Katz also points to data from his own and others’ studies that challenge the widely held belief that it takes several weeks of antidepressant treatment before improvement occurs. He shows that much of the symptom relief brought by antidepressants comes in the first two weeks of treatment and that the type of early response predicts response later down the line. Notably, the absence of improvement in the first two weeks is highly predictive of lack of response at six weeks. Clinical trials could be less costly and time consuming, Katz suggests, if they were shortened on the basis of early response. Although early response can be detected with conventional severity ratings on the HAM-D, Katz’s work suggests that measurements of components are more sensitive to early clinical change. He points out that prospective studies are required to pin down the relationship between early changes in depressive components and eventual outcome. Such studies would, needless to say, provide information pertinent to clinical practice as well as clinical trial design.
Katz’s final recommendation is to use central ratings of videotaped interviews to assess patients in clinical trials. He provides a number of arguments for the value of this approach in multicenter trials, including reduction of variability among sites and raters, an enhanced capacity to observe and evaluate nonverbal behavior (Katz maintains that it’s easier for one observing the interview than one conducting the interview to assess such behavior) and the capacity to establish an archive of taped interviews for further study. These proposed advantages of video based ratings make sense on intuitive grounds, and Katz points to data generated by him and his colleagues that suggest these ratings are reliable and more sensitive to clinical change than conventional ratings. Nevertheless, given the logistical hurdles and expense of this approach, data showing conclusively that it provides an advantage in reliability, validity and outcome is required before implementation is warranted.

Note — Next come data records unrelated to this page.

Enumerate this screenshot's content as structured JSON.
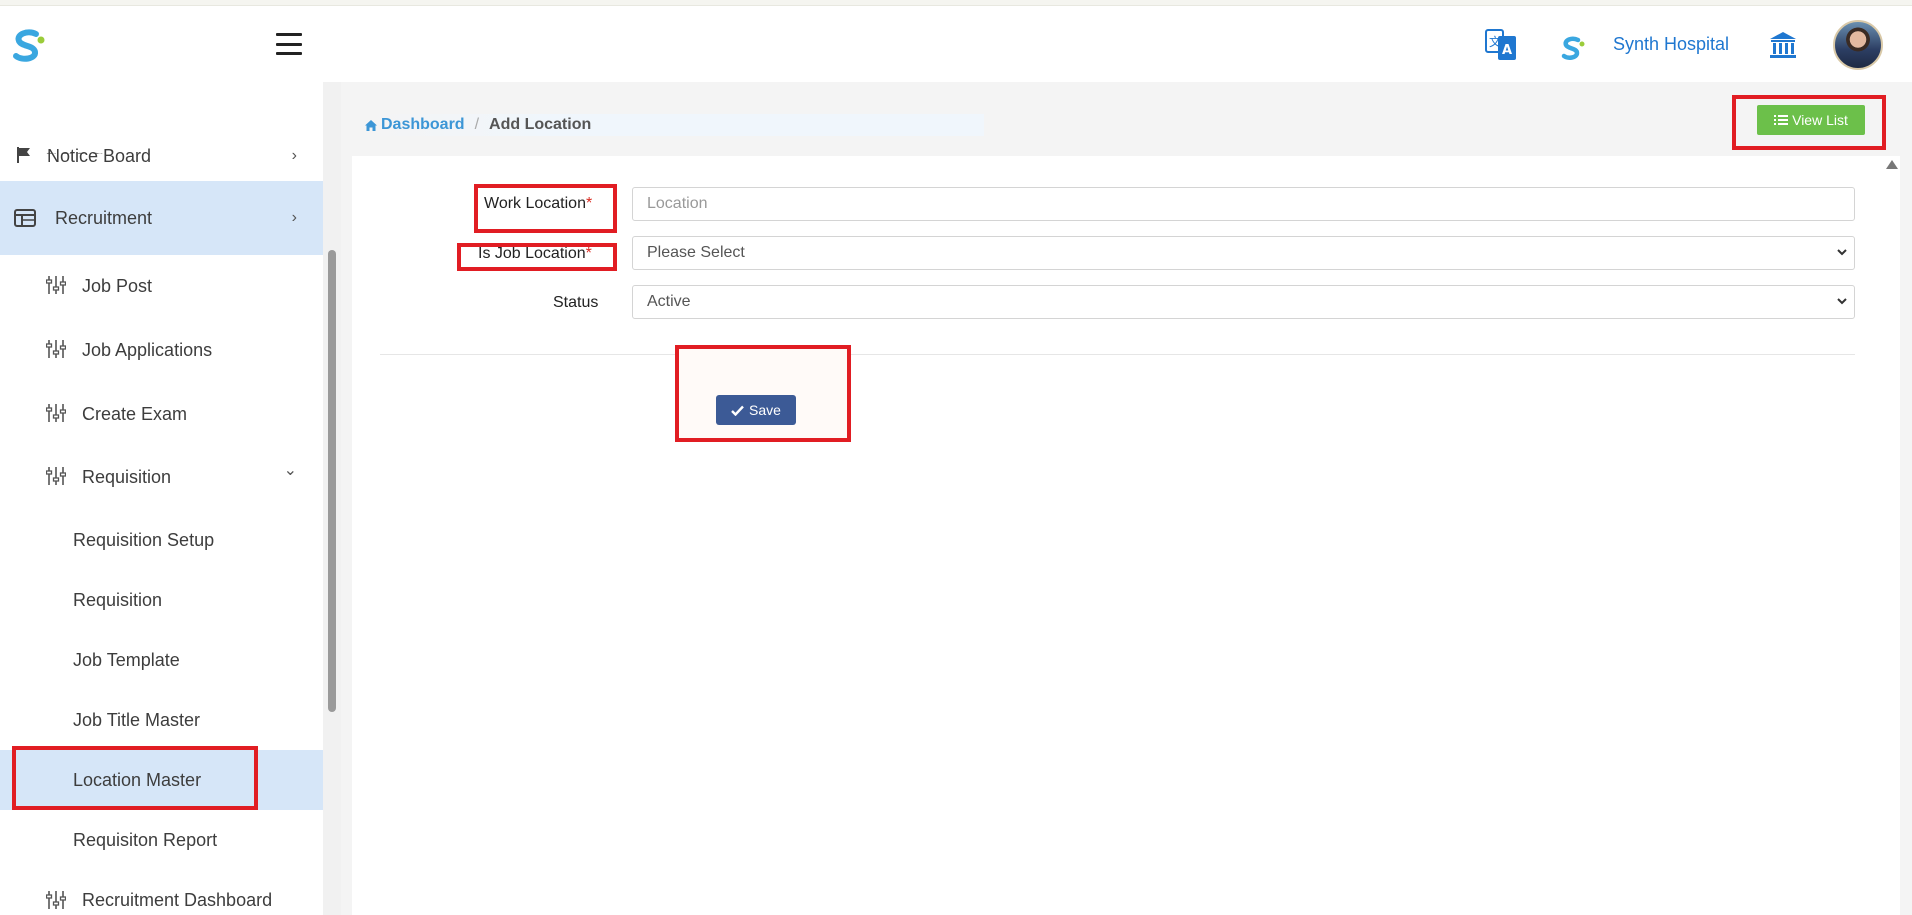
{
  "header": {
    "hospital_name": "Synth Hospital",
    "icons": [
      "logo-icon",
      "hamburger-menu-icon",
      "translate-icon",
      "brand-icon",
      "bank-icon",
      "user-avatar"
    ]
  },
  "sidebar": {
    "items": [
      {
        "label": "Notice Board",
        "icon": "flag-icon",
        "chevron": "›"
      },
      {
        "label": "Recruitment",
        "icon": "table-icon",
        "chevron": "›"
      },
      {
        "label": "Job Post",
        "icon": "sliders-icon"
      },
      {
        "label": "Job Applications",
        "icon": "sliders-icon"
      },
      {
        "label": "Create Exam",
        "icon": "sliders-icon"
      },
      {
        "label": "Requisition",
        "icon": "sliders-icon",
        "chevron": "⌄"
      },
      {
        "label": "Requisition Setup"
      },
      {
        "label": "Requisition"
      },
      {
        "label": "Job Template"
      },
      {
        "label": "Job Title Master"
      },
      {
        "label": "Location Master"
      },
      {
        "label": "Requisiton Report"
      },
      {
        "label": "Recruitment Dashboard",
        "icon": "sliders-icon"
      }
    ]
  },
  "breadcrumb": {
    "home": "Dashboard",
    "separator": "/",
    "current": "Add Location"
  },
  "toolbar": {
    "view_list_label": "View List"
  },
  "form": {
    "work_location_label": "Work Location",
    "work_location_placeholder": "Location",
    "is_job_location_label": "Is Job Location",
    "is_job_location_value": "Please Select",
    "status_label": "Status",
    "status_value": "Active",
    "required_mark": "*",
    "save_label": "Save"
  },
  "colors": {
    "accent_blue": "#1f77d0",
    "active_row": "#d6e6f8",
    "view_list_green": "#6cc04a",
    "save_blue": "#3c5a96",
    "annotation_red": "#e11d23"
  }
}
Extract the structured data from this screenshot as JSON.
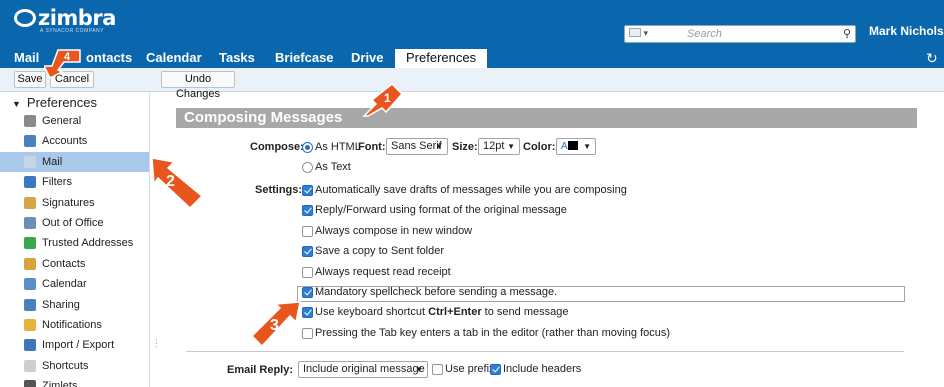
{
  "header": {
    "logo": "zimbra",
    "logo_sub": "A SYNACOR COMPANY",
    "search_placeholder": "Search",
    "user_name": "Mark Nichols"
  },
  "tabs": [
    {
      "label": "Mail"
    },
    {
      "label": "ontacts"
    },
    {
      "label": "Calendar"
    },
    {
      "label": "Tasks"
    },
    {
      "label": "Briefcase"
    },
    {
      "label": "Drive"
    },
    {
      "label": "Preferences",
      "active": true
    }
  ],
  "toolbar": {
    "save": "Save",
    "cancel": "Cancel",
    "undo": "Undo Changes"
  },
  "sidebar": {
    "title": "Preferences",
    "items": [
      {
        "label": "General",
        "icon": "gear-icon",
        "color": "#8a8a8a"
      },
      {
        "label": "Accounts",
        "icon": "accounts-icon",
        "color": "#4a7fc0"
      },
      {
        "label": "Mail",
        "icon": "mail-icon",
        "color": "#c7d4e2",
        "selected": true
      },
      {
        "label": "Filters",
        "icon": "filter-icon",
        "color": "#3b78c2"
      },
      {
        "label": "Signatures",
        "icon": "signature-icon",
        "color": "#d6a64b"
      },
      {
        "label": "Out of Office",
        "icon": "out-of-office-icon",
        "color": "#6b8fb8"
      },
      {
        "label": "Trusted Addresses",
        "icon": "shield-icon",
        "color": "#3aa84a"
      },
      {
        "label": "Contacts",
        "icon": "contacts-icon",
        "color": "#d8a23c"
      },
      {
        "label": "Calendar",
        "icon": "calendar-icon",
        "color": "#5b8fc9"
      },
      {
        "label": "Sharing",
        "icon": "sharing-icon",
        "color": "#4a7fc0"
      },
      {
        "label": "Notifications",
        "icon": "bell-icon",
        "color": "#e6b33a"
      },
      {
        "label": "Import / Export",
        "icon": "import-export-icon",
        "color": "#3f76b8"
      },
      {
        "label": "Shortcuts",
        "icon": "keyboard-icon",
        "color": "#cfcfcf"
      },
      {
        "label": "Zimlets",
        "icon": "zimlets-icon",
        "color": "#555555"
      }
    ]
  },
  "main": {
    "section_title": "Composing Messages",
    "compose_label": "Compose:",
    "as_html": "As HTML",
    "as_text": "As Text",
    "font_label": "Font:",
    "font_value": "Sans Serif",
    "size_label": "Size:",
    "size_value": "12pt",
    "color_label": "Color:",
    "settings_label": "Settings:",
    "settings": [
      {
        "label": "Automatically save drafts of messages while you are composing",
        "checked": true
      },
      {
        "label": "Reply/Forward using format of the original message",
        "checked": true
      },
      {
        "label": "Always compose in new window",
        "checked": false
      },
      {
        "label": "Save a copy to Sent folder",
        "checked": true
      },
      {
        "label": "Always request read receipt",
        "checked": false
      },
      {
        "label": "Mandatory spellcheck before sending a message.",
        "checked": true
      },
      {
        "label_pre": "Use keyboard shortcut ",
        "label_bold": "Ctrl+Enter",
        "label_post": " to send message",
        "checked": true
      },
      {
        "label": "Pressing the Tab key enters a tab in the editor (rather than moving focus)",
        "checked": false
      }
    ],
    "email_reply_label": "Email Reply:",
    "email_reply_value": "Include original message",
    "use_prefix": "Use prefix",
    "include_headers": "Include headers"
  },
  "callouts": [
    "1",
    "2",
    "3",
    "4"
  ],
  "colors": {
    "header_blue": "#0a66ad",
    "selected_item": "#a9c8ea",
    "section_bar": "#a8a8a8",
    "callout_orange": "#e8561e"
  }
}
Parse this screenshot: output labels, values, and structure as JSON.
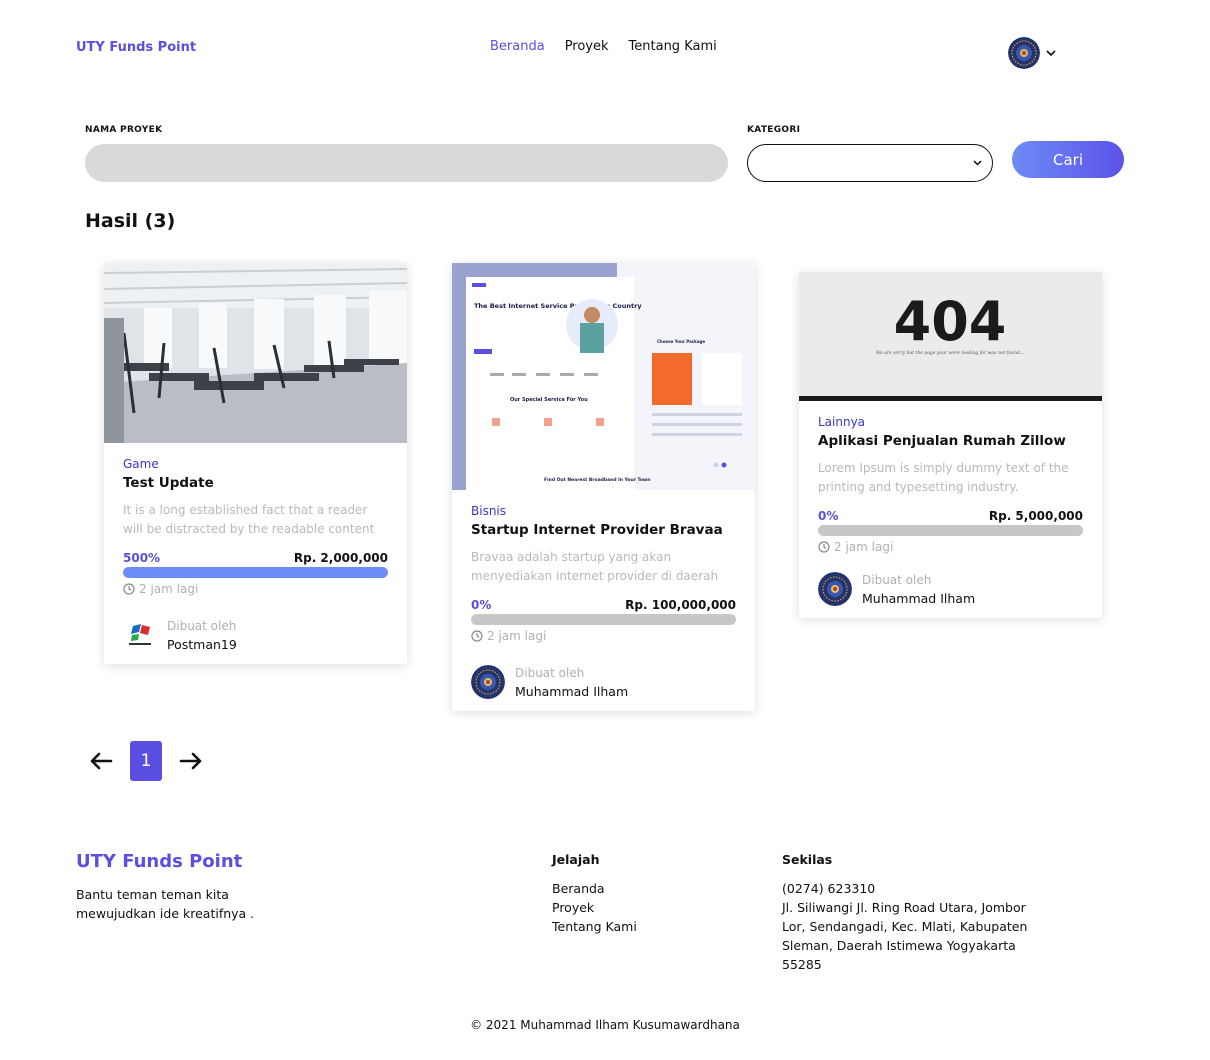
{
  "header": {
    "brand": "UTY Funds Point",
    "nav": [
      "Beranda",
      "Proyek",
      "Tentang Kami"
    ],
    "active_nav": "Beranda"
  },
  "search": {
    "name_label": "NAMA PROYEK",
    "name_value": "",
    "category_label": "KATEGORI",
    "category_value": "",
    "button": "Cari"
  },
  "results": {
    "title": "Hasil (3)",
    "cards": [
      {
        "category": "Game",
        "title": "Test Update",
        "description": "It is a long established fact that a reader will be distracted by the readable content",
        "percent_label": "500%",
        "progress_fraction": 1.0,
        "target": "Rp. 2,000,000",
        "time": "2 jam lagi",
        "created_by": "Dibuat oleh",
        "creator": "Postman19",
        "image": "gym-photo"
      },
      {
        "category": "Bisnis",
        "title": "Startup Internet Provider Bravaa",
        "description": "Bravaa adalah startup yang akan menyediakan internet provider di daerah",
        "percent_label": "0%",
        "progress_fraction": 0,
        "target": "Rp. 100,000,000",
        "time": "2 jam lagi",
        "created_by": "Dibuat oleh",
        "creator": "Muhammad Ilham",
        "image": "website-mockup",
        "mockup_texts": {
          "hero": "The Best Internet Service Provider In Country",
          "service": "Our Special Service For You",
          "find": "Find Out Nearest Broadband In Your Town",
          "package": "Choose Your Package"
        }
      },
      {
        "category": "Lainnya",
        "title": "Aplikasi Penjualan Rumah Zillow",
        "description": "Lorem Ipsum is simply dummy text of the printing and typesetting industry.",
        "percent_label": "0%",
        "progress_fraction": 0,
        "target": "Rp. 5,000,000",
        "time": "2 jam lagi",
        "created_by": "Dibuat oleh",
        "creator": "Muhammad Ilham",
        "image": "404-page",
        "image_texts": {
          "code": "404",
          "message": "We are sorry but the page your were looking for was not found..."
        }
      }
    ]
  },
  "pagination": {
    "current": "1",
    "prev_icon": "arrow-left-icon",
    "next_icon": "arrow-right-icon"
  },
  "footer": {
    "brand": "UTY Funds Point",
    "tagline": "Bantu teman teman kita mewujudkan ide kreatifnya .",
    "explore_title": "Jelajah",
    "explore_links": [
      "Beranda",
      "Proyek",
      "Tentang Kami"
    ],
    "about_title": "Sekilas",
    "phone": "(0274) 623310",
    "address": "Jl. Siliwangi Jl. Ring Road Utara, Jombor Lor, Sendangadi, Kec. Mlati, Kabupaten Sleman, Daerah Istimewa Yogyakarta 55285",
    "copyright": "© 2021 Muhammad Ilham Kusumawardhana"
  },
  "colors": {
    "accent": "#5a4fe0",
    "category": "#3a37c9",
    "progress_fill": "#6d8cf6",
    "progress_track": "#c7c7c7"
  }
}
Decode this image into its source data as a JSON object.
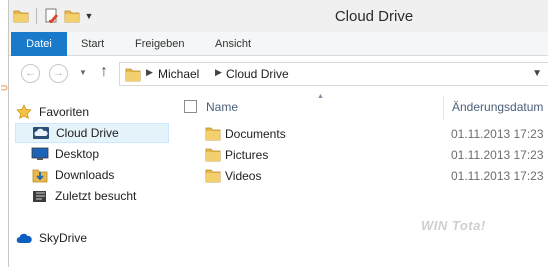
{
  "window": {
    "title": "Cloud Drive"
  },
  "quick_access": {
    "items": [
      {
        "icon": "folder-icon"
      },
      {
        "icon": "properties-icon"
      },
      {
        "icon": "new-folder-icon"
      },
      {
        "icon": "customize-dropdown-icon"
      }
    ]
  },
  "ribbon": {
    "tabs": [
      {
        "label": "Datei",
        "active": true
      },
      {
        "label": "Start"
      },
      {
        "label": "Freigeben"
      },
      {
        "label": "Ansicht"
      }
    ]
  },
  "navigation": {
    "path": [
      "Michael",
      "Cloud Drive"
    ]
  },
  "navpane": {
    "favorites_label": "Favoriten",
    "items": [
      {
        "label": "Cloud Drive",
        "icon": "cloud-drive-icon",
        "selected": true
      },
      {
        "label": "Desktop",
        "icon": "desktop-icon"
      },
      {
        "label": "Downloads",
        "icon": "downloads-icon"
      },
      {
        "label": "Zuletzt besucht",
        "icon": "recent-places-icon"
      }
    ],
    "skydrive_label": "SkyDrive"
  },
  "content": {
    "columns": {
      "name": "Name",
      "modified": "Änderungsdatum"
    },
    "rows": [
      {
        "name": "Documents",
        "date": "01.11.2013 17:23"
      },
      {
        "name": "Pictures",
        "date": "01.11.2013 17:23"
      },
      {
        "name": "Videos",
        "date": "01.11.2013 17:23"
      }
    ]
  },
  "watermark": {
    "text": "WIN Tota!"
  },
  "colors": {
    "accent": "#1979ca",
    "folder": "#e8b94a",
    "selection": "#e5f3fb",
    "header_text": "#4c607a"
  }
}
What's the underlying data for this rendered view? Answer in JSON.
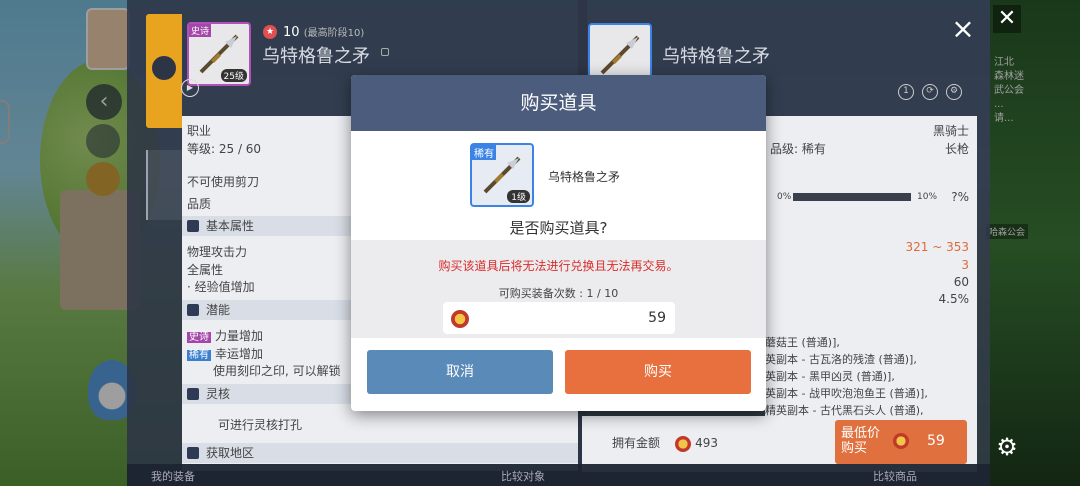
{
  "background": {
    "right_text": "江北\n森林迷\n武公会\n...\n请...",
    "right_badge": "哈森公会"
  },
  "left_panel": {
    "item": {
      "rarity": "史诗",
      "level_badge": "25级"
    },
    "star_level": "10",
    "star_level_note": "(最高阶段10)",
    "name": "乌特格鲁之矛",
    "job_label": "职业",
    "level_label": "等级: 25 / 60",
    "no_scissors": "不可使用剪刀",
    "quality_label": "品质",
    "basic_section": "基本属性",
    "attrs": [
      "物理攻击力",
      "全属性",
      "· 经验值增加"
    ],
    "potential_section": "潜能",
    "potentials": [
      {
        "tag": "史诗",
        "text": "力量增加"
      },
      {
        "tag": "稀有",
        "text": "幸运增加"
      },
      {
        "tag": "",
        "text": "使用刻印之印, 可以解锁"
      }
    ],
    "soul_section": "灵核",
    "soul_text": "可进行灵核打孔",
    "source_section": "获取地区"
  },
  "right_panel": {
    "name": "乌特格鲁之矛",
    "job": "黑骑士",
    "grade": "品级: 稀有",
    "weapon_type": "长枪",
    "pct_left": "0%",
    "pct_right": "10%",
    "pct_unknown": "?%",
    "stats": [
      "321 ~ 353",
      "3",
      "60",
      "4.5%"
    ],
    "sources": [
      "蘑菇王 (普通)],",
      "英副本 - 古瓦洛的残渣 (普通)],",
      "英副本 - 黑甲凶灵 (普通)],",
      "英副本 - 战甲吹泡泡鱼王 (普通)],",
      "精英副本 - 古代黑石头人 (普通),"
    ],
    "owned_label": "拥有金额",
    "owned_value": "493",
    "lowest_buy_label": "最低价\n购买",
    "lowest_buy_price": "59"
  },
  "bottom_bar": {
    "left": "我的装备",
    "middle": "比较对象",
    "right": "比较商品"
  },
  "modal": {
    "title": "购买道具",
    "item_rarity": "稀有",
    "item_level": "1级",
    "item_name": "乌特格鲁之矛",
    "question": "是否购买道具?",
    "warning": "购买该道具后将无法进行兑换且无法再交易。",
    "count_text": "可购买装备次数 : 1 / 10",
    "price": "59",
    "cancel_label": "取消",
    "buy_label": "购买"
  }
}
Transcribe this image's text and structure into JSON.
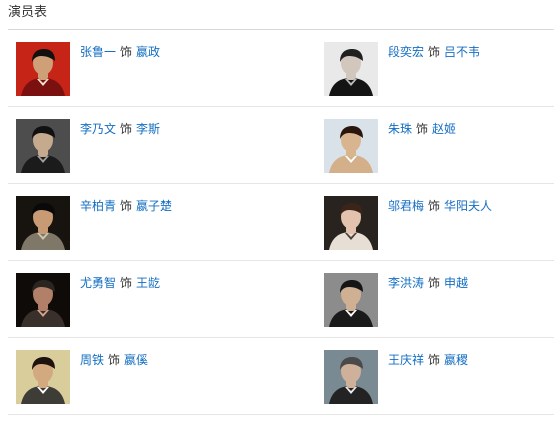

Katz gives a nod to Ketamine, but throughout his book he refers to monoaminergic systems, serotonin, norepinephrine and neurotransmitters as providing the neurophysiologic basis for both depressive symptoms and drug actions. Given the ever vanishing validity of the monoamine hypothesis, this book would rest on firmer ground if it stuck to psychopathology and eschewed unproven neurochemistry. As Katz says: “The essence of what is proposed here is that we convert the ‘clinical trial’ into a ‘scientific, clinical study’ aimed at achieving both the practical, primary aim of determining whether the new drug is efficacious for the targeted disorder, and the secondary scientific aims of describing the nature and timing of the full range of clinical actions the drug has on the major aspects of the depressive disorder.” This conversion can be accomplished without recourse to pathophysiological theories.
A few spots need copyediting. There are some useful appendices, including one which lists the instruments used to measure the depressive components.